The test is scored holistically, best qualified, highly qualified, qualified, and unqualified, and it is good to prepare for the test before taking it. Check USAHire.opm.gov for sample assessment questions and summaries for the sections of the test. Some of the professions that require the civil service exam include, police officers, air traffic controllers, and postal service workers. Other government positions may require a different test as well, so be sure you know the requirements before applying.

Job training and reimbursement

One of the nice things about working for the government is that some education will require you to go through some sort of job training program. This is nice, because it allows you to continue your training and education while you work. Plus, they may also pay for your education and training off the job to help you advance your career. Tuition reimbursement may also be an option depending on the public service industry you go into if you have student loans.


·        Flexibility and benefits

Most government positions will offer a great deal of flexibility and benefits to help manage your work/life balance. Vacation and sick leave is almost always included. The amounts depend on the amount of years you are employed, but typically begin at 13 days a year for vacation and 13 days a year for paid sick leave.

Also, you will be entered into a retirement fund and most government positions will pay and/or match your contribution. Working for the government will provide a good health care plan, including dental and vision, as well, so that you and your family are well taken care of.

Another nice thing is that you will have a steady working hours, usually from 8:00AM to 5:00PM, 8 hours a day with weekends off. Paid federal holidays are also typical in government positions, which means time at home with your friends and family for Thanksgiving and Christmas.

Most government positions will offer a great deal of flexibility and benefits to help manage your work/life balance.

·        Job security

Job security is also high in the government. Stability is a huge benefit, especially if you are coming from the private sector where you can lose your job at any time. The public sector, however, will also be needed and new employees will always be hired to fill positions when people retire.

·        Location

Lastly, working in the public sector allows you to work almost anywhere in the nation, and sometimes even the world. Because the government works at the local, state, and national level, you can find a job in your hometown or anywhere you want to live.
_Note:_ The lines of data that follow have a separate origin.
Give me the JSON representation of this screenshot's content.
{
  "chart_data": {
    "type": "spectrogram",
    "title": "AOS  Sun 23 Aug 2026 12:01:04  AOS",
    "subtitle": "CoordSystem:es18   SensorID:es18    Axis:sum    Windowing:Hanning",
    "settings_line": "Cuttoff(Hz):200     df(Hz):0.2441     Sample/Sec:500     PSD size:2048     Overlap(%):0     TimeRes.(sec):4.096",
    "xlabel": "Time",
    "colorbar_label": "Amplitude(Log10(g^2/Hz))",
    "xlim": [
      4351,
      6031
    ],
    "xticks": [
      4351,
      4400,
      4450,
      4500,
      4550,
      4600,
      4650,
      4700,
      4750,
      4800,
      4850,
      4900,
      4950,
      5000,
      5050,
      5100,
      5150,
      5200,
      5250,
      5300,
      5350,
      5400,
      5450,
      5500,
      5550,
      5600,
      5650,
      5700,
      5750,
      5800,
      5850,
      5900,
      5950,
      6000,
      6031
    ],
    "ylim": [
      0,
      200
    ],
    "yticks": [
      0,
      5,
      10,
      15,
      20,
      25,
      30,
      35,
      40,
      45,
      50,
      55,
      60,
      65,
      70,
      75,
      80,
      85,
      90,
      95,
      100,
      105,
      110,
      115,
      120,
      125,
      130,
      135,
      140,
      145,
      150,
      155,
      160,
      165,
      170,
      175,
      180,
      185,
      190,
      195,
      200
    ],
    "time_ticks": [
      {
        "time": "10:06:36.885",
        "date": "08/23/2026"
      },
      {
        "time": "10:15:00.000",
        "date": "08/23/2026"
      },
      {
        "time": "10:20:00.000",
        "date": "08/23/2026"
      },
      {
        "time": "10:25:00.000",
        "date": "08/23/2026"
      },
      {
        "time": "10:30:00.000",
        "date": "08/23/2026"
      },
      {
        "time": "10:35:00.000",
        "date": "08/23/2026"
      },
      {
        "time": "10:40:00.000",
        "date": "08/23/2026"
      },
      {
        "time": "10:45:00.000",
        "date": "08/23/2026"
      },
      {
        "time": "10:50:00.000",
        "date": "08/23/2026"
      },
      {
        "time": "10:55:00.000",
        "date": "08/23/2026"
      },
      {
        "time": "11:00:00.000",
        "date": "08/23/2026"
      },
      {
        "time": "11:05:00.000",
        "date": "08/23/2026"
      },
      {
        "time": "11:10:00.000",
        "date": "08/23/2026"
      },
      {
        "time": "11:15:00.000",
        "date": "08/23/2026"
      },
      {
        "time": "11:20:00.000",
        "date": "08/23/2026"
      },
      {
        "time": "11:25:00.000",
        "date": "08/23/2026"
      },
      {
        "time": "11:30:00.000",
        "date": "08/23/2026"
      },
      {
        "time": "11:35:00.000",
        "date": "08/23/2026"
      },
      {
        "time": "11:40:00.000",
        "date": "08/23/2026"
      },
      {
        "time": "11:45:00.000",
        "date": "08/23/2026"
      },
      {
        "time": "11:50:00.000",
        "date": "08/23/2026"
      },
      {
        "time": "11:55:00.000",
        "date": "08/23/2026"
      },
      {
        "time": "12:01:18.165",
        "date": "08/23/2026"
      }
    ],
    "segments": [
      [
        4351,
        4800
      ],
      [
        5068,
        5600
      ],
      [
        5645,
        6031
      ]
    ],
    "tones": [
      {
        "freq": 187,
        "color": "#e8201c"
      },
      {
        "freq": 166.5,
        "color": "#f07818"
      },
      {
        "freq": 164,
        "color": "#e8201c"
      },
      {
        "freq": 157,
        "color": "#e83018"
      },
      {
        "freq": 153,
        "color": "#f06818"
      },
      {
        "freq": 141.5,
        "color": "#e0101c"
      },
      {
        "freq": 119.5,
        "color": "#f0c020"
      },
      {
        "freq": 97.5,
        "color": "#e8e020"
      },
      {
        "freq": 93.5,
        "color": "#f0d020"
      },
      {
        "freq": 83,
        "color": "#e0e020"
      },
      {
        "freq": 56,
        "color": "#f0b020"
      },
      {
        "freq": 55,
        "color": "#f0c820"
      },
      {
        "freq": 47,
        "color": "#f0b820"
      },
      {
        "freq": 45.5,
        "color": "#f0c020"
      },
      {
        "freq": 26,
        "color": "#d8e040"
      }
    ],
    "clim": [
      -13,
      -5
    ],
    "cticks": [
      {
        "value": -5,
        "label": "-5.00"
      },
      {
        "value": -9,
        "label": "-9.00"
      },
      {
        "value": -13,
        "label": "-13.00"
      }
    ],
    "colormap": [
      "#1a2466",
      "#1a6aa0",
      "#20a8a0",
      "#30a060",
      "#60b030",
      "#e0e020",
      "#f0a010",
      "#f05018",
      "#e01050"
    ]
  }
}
·        Low earning potential

Government employees are paid on the General Schedule (GS) pay scale. The GS level depends on the job you are applying to, but also the locality in which you will work. The amount of pay will depend on the skill required for the job and the cost of living where the job is located.

Though you will be given opportunities for promotion and pay increases, government positions can often be low paying and hard to improve upon depending on where and what field you’re in. Cost of living adjustments and merit raises can be minimal, and your capped earning potential will generally be much less than the same job in the private sector.

·        Little control at work

The government works from the top-down, which means you may not have much say in the decisions that are made, especially when starting out. You also may not be able to make a change as fast as you would like to, so be ready to have patience. Change and control takes time, and knowing this before going into the public sector will help you stay content in your position.

·        Hiring process can be lengthy

When you are first applying to a government position, the application and hiring process can be lengthy. There are specific deadlines and time requirements that the civil service positions have to follow, and your application and qualifications have to be run through a number of people and/or computer systems before you even get an interview. Plus, you might even have to go to multiple interviews and expect to wait a considerable amount of time before you hear back from your potential employer.